On Jan. 26, things were different. Johnson and members of three other black Baptist denominations gathered for a historic four-day meeting designed to find common ground on social issues.
For Johnson, however, there was value in just coming together under the same roof. “I’m sure a lot of persons have died before this could come about,” said Johnson, pastor of a Johnstown, Pa., church, as he took a break between sessions addressing health and education.
The four denominations severed ties decades ago over a variety of issues, including disputes over leadership, civil rights and a publishing house. But church leaders have high hopes for future unity, estimating that 10,000 people will attend at least part of the four-day gathering.
“One of the affirmations of this gathering, to me, is that the things that divided us were not things that were really central to who we are as bodies in Christ,” said William J. Shaw, president of the National Baptist Convention, USA.
The meeting had members of Shaw’s denomination joining others from the Progressive National Baptist Convention, National Baptist Convention of America and National Missionary Baptist Convention of America.
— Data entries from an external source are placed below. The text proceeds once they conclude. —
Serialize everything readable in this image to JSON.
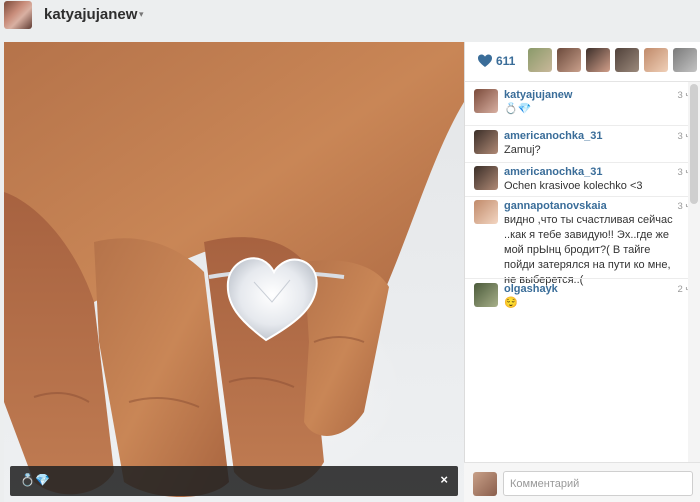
{
  "header": {
    "username": "katyajujanew",
    "caret": "▾"
  },
  "photo": {
    "caption": "💍💎",
    "close": "×"
  },
  "likes": {
    "count": "611"
  },
  "comments": [
    {
      "user": "katyajujanew",
      "text": "💍💎",
      "time": "3 ч."
    },
    {
      "user": "americanochka_31",
      "text": "Zamuj?",
      "time": "3 ч."
    },
    {
      "user": "americanochka_31",
      "text": "Ochen krasivoe kolechko <3",
      "time": "3 ч."
    },
    {
      "user": "gannapotanovskaia",
      "text": "видно ,что ты счастливая сейчас ..как я тебе завидую!! Эх..где же мой прЫнц бродит?( В тайге пойди затерялся на пути ко мне, не выберется..(",
      "time": "3 ч."
    },
    {
      "user": "olgashayk",
      "text": "😌",
      "time": "2 ч."
    }
  ],
  "composer": {
    "placeholder": "Комментарий"
  },
  "colors": {
    "link": "#3a6d99",
    "heart": "#3a6d99"
  }
}
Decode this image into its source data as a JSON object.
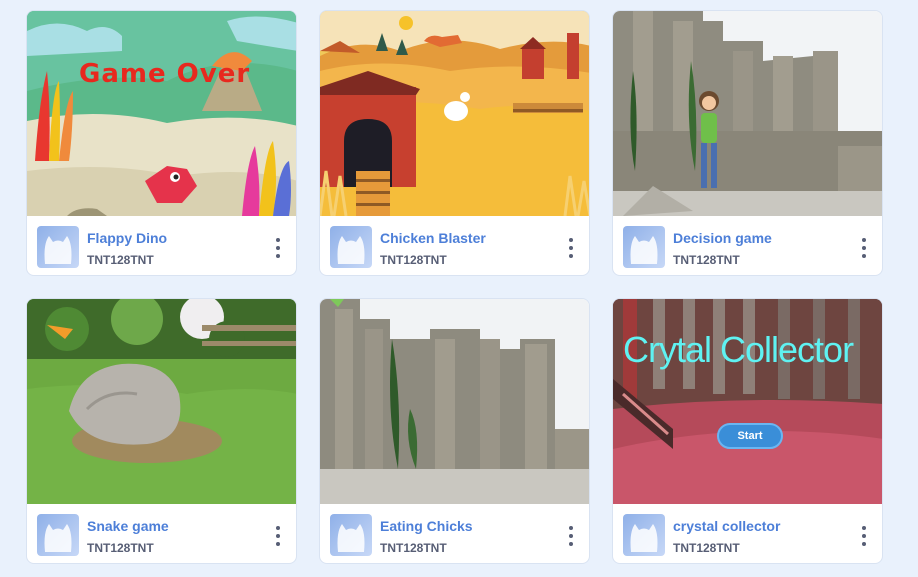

As they consider unity — but not merger — representatives of the denominations see a need to move beyond the issues that prompted them to form separate organizations since the early 1900s.
“The problems we face as a people are not peculiar to some of us,” said Major L. Jemison, president of the Progressive National Baptist Convention. “They are the same for all of us. A collective voice is better than an individual voice.”
The meeting attracted the attendance and the interest of observers from outside the gathered denominations.
The joint meeting was preceded by other, smaller attempts to reconcile some of the groups. For example, Jemison joined Shaw at the podium of a National Baptist Convention, USA meeting in 2002. Denominational leaders also have spoken at one another’s meetings and conventions.
Clarence Newsome, president of Shaw University, a historically black university in Raleigh, N.C., called the meeting “a happening.” He said leaders are determined to accomplish new strategies for addressing some of the most serious problems facing African-Americans.
“Black Baptists will point to this as an ultra-high watermark in the life of organized religion among black Baptists,” said Newsome, former dean of Howard University Divinity School in Washington.